The text reads from left to right:

With self-restraint a householder with three dharma-dhyānis became a yogi and, adopting pañchāchāra finally performed the Lokapuram whirl of a kevali prior to reaching salvation.
[Lokapuram whirl: the spiraling movement through the whole knowable universe, thus touching and becoming at one with every living being.

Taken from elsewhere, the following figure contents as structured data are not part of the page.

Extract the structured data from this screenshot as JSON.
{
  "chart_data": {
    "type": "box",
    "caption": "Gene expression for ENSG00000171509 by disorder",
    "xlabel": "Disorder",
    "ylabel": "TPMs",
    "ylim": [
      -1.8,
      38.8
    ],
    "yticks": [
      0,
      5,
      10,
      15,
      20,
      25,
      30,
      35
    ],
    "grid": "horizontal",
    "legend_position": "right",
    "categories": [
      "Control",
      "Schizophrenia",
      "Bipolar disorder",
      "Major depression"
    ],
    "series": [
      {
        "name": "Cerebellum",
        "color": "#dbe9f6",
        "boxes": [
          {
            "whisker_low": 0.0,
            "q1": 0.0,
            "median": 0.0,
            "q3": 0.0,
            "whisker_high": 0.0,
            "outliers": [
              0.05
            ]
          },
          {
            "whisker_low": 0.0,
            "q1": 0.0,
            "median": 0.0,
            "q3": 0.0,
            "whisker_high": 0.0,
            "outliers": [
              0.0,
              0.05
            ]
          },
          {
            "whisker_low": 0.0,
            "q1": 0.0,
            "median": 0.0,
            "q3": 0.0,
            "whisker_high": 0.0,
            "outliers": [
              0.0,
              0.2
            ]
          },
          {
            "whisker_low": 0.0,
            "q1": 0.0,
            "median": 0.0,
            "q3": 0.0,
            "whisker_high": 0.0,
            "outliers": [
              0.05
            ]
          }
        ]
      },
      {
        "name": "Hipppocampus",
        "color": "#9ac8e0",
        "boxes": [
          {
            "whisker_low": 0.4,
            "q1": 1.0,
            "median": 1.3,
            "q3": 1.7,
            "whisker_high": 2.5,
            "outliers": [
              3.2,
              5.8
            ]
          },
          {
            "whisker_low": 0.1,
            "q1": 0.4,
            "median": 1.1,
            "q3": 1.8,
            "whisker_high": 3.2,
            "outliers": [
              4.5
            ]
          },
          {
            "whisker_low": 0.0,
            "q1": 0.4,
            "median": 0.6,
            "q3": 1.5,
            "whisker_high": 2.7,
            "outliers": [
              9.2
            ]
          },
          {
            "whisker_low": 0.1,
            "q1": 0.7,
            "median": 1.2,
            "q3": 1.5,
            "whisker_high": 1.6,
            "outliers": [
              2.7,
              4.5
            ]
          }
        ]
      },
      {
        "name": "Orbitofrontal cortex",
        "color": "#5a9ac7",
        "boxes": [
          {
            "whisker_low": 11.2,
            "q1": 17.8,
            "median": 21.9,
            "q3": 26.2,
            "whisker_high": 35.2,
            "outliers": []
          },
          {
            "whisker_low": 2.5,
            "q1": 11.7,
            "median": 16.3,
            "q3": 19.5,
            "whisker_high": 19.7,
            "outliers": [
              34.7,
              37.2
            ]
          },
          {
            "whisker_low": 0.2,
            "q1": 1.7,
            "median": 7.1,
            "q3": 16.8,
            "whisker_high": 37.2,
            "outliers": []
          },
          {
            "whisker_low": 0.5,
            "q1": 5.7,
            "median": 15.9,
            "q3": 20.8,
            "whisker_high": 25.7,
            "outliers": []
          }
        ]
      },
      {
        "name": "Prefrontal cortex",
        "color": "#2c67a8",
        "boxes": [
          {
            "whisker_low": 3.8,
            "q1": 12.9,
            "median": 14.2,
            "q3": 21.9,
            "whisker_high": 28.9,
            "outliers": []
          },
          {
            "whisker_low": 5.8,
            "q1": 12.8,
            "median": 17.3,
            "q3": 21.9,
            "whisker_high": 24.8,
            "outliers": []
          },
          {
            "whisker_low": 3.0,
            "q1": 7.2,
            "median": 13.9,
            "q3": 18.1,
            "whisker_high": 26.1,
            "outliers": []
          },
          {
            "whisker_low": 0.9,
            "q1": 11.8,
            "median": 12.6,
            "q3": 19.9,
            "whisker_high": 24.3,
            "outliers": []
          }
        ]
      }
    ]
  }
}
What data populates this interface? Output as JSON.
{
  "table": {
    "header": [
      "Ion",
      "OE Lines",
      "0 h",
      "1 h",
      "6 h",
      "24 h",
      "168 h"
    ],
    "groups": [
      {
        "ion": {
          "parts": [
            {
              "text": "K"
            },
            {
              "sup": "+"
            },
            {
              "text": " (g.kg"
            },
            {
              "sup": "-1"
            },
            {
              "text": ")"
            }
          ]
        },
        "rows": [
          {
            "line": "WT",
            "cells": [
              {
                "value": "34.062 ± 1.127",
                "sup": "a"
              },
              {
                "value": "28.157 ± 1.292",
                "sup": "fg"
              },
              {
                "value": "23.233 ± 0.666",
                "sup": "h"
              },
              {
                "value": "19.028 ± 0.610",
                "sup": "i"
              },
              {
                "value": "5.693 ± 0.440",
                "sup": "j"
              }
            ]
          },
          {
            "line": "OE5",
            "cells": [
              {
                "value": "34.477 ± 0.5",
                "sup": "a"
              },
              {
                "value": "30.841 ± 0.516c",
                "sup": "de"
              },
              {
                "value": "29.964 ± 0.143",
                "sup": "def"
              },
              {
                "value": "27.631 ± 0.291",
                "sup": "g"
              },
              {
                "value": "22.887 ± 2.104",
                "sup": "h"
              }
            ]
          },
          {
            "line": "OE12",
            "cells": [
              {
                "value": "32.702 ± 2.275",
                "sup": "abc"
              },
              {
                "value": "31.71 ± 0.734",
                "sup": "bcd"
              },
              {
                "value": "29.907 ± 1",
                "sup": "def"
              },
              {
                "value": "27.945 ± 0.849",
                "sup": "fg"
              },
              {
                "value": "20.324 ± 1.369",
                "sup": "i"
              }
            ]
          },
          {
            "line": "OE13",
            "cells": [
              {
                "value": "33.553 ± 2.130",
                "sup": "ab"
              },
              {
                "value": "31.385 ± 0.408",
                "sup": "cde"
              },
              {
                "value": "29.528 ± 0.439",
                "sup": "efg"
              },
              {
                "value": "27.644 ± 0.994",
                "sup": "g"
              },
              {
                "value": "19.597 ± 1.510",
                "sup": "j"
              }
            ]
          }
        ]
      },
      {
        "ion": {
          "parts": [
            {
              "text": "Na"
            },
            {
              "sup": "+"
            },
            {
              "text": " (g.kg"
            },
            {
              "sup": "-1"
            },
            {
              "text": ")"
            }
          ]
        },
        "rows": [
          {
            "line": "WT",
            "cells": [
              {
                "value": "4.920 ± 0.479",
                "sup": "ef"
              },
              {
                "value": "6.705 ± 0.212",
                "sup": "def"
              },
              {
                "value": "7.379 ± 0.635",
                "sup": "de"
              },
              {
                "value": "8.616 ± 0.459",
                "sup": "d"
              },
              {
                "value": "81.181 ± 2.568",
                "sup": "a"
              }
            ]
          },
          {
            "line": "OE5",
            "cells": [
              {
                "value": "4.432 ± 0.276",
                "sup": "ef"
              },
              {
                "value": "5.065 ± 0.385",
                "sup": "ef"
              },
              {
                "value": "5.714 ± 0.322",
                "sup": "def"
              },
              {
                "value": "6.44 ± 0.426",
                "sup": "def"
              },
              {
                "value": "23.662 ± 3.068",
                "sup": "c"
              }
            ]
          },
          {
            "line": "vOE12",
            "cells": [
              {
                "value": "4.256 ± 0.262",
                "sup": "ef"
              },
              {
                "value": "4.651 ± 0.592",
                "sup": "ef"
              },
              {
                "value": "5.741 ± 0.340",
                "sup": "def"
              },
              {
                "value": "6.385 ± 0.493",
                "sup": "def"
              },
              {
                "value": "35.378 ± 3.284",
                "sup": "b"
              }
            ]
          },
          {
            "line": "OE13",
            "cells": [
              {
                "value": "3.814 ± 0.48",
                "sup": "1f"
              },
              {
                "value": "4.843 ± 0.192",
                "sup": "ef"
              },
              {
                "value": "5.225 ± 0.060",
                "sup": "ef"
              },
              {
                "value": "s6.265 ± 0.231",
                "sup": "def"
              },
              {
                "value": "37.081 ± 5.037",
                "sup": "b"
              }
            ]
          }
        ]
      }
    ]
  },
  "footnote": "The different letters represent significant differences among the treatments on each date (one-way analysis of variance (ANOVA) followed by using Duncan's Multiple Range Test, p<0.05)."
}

An event which takes place in the yogi just before attaining omniscience. –ed.]

.                             

Again the text reads from left to right:

Entering into self-restriction a householder with three dharma-dhyānis ultimately achieved the second śukla dhyāna (for becoming an omniscient arhat) to float as cream on the top in the Bhava ghata, in this very Jambu Dvīpa [the central island - which includes the earth on which we live.]

 

5. 


In the above shown seals the yogi is, though missing, always present as a kayotsargi [standing ascetic meditator]. The fish is shown to express the defenselessness of life against the karmaphala chetana - i.e. the consciousness of the reaping of karma - as in seal #19;

.                 112 jina Chakra

or:

He has to impose some restraints on himself to gain improvement under the flag of the jina Rishabh;

or:

such as to be a kevali [omniscient person] he has to make Adamya purushārtha [effort] even as an āryika [ grandfather; ascetic]; or:

self-restraint is conditional for undergoing sallekhana under the flag of the jina Rishabha; one requires self-restraint to become a kayotsargi yogi under the flag of the jina.
 

Seeing all these examples one realizes that all other approaches fail in reading the Indus texts convincingly while the śramanic approach succeeds in giving them sensible meanings.

 

6.


The flag here is a chakra [wheel] and the so-called field animal is the symbol of the tīrthankara [greatest and holiest teacher –ed.].

Seal #112    Reads L-R. Under the shelter of the jina chakra  of the Tīrthakara Rishabh with self-restriction, an ascetic in the Ratnatrayi Jambu Dwīpa underwent renunciation and penance, and from this very Jambu Dwīpa found his way to salvation.

7.


Some more Harappan seals bearing a text beginning with a spear, and some other seals from Mohenjo-daro, as reported by Mackay, carry a spear at the beginning of the texts where self-restraint is most necessary for entering into the disciplined life of an ascetic/ śramana or even as a householder/ śravaka.